Inglis expressed this view:

…I’ve long since reconciled myself to the way that balance is achieved. I’m not sure that if you’re not in the government you would think about that. Right, you might just think about the dynamic of I’m trying to sell services to a world population, not simply the United States. And I’d like that world population to imagine that these are safe from kind of any intrusions whatsoever.

Transforming the world into a massive surveillance state is a benevolent act to Inglis and other intelligence agency leaders. They do not question what has happened in the past decade. And, while they claim to be receptive to the ensuing policy discussion now, they view the debate as part of explaining to Americans how things work and why the NSA should be trusted. It is not a facet of enabling reforms because there is nothing they think needs to be changed.

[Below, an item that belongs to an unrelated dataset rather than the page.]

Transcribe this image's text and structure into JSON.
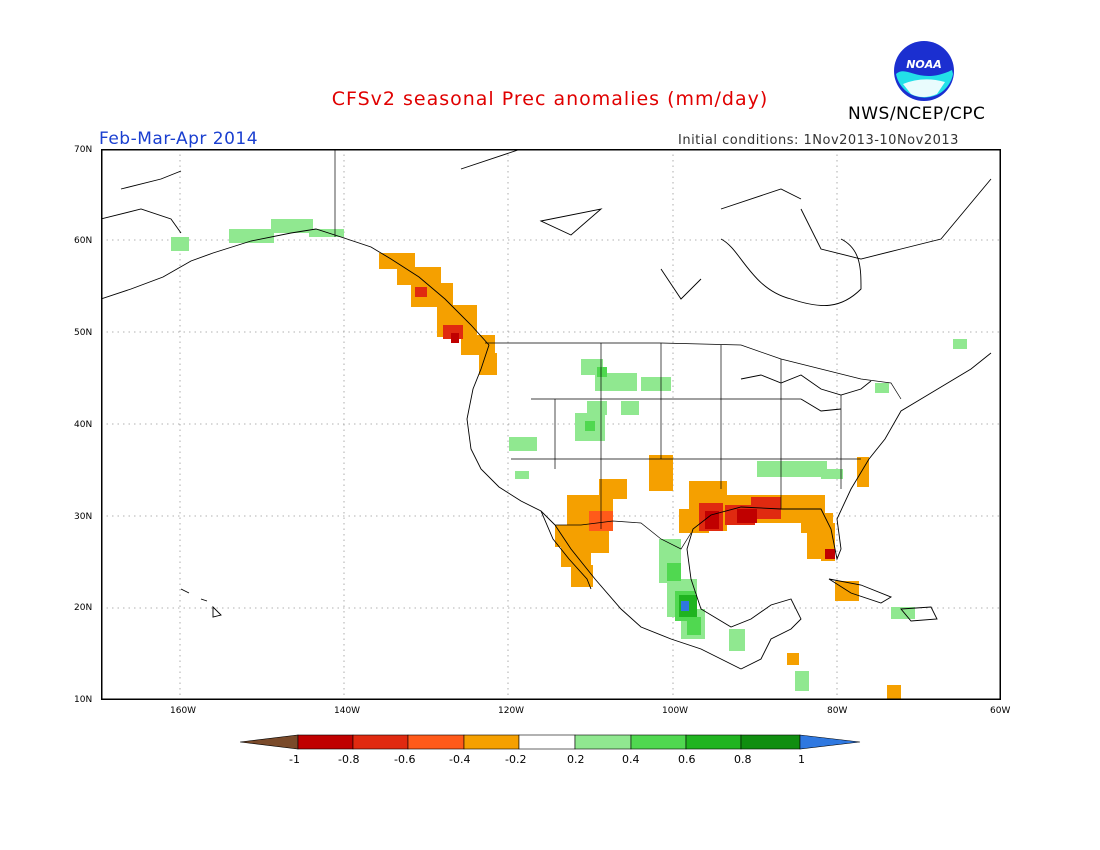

The Wall Street Journal’s Siobhan Gorman reports Obama may endorse extending protections under the Privacy Act of 1974 to non-US citizens, creating privacy advocate who would argue before the secret surveillance court and some kind of adjustment to bulk data collection. But that does not require an end to any policy or program.

Overall, there are very few hints that Obama is going to put the NSA through an “overhaul.” Claims that this is happening from any officials in national security agencies will likely be exaggerations, perhaps, to ensure the reforms do not go any further in constraining the agency’s power.

This is the chief concern of four NSA whistleblowers who have made their own unsolicited but well-founded recommendations, which they tried to communicate to the president.

That does not mean a climate where certain NSA surveillance policies or programs are ended is impossible. Tech companies, privacy groups and increasing number of Americans following this debate want Obama to take meaningful action. However, evidence suggests he still finds the predominant positions of officials in national security agencies to be much more credible and valid.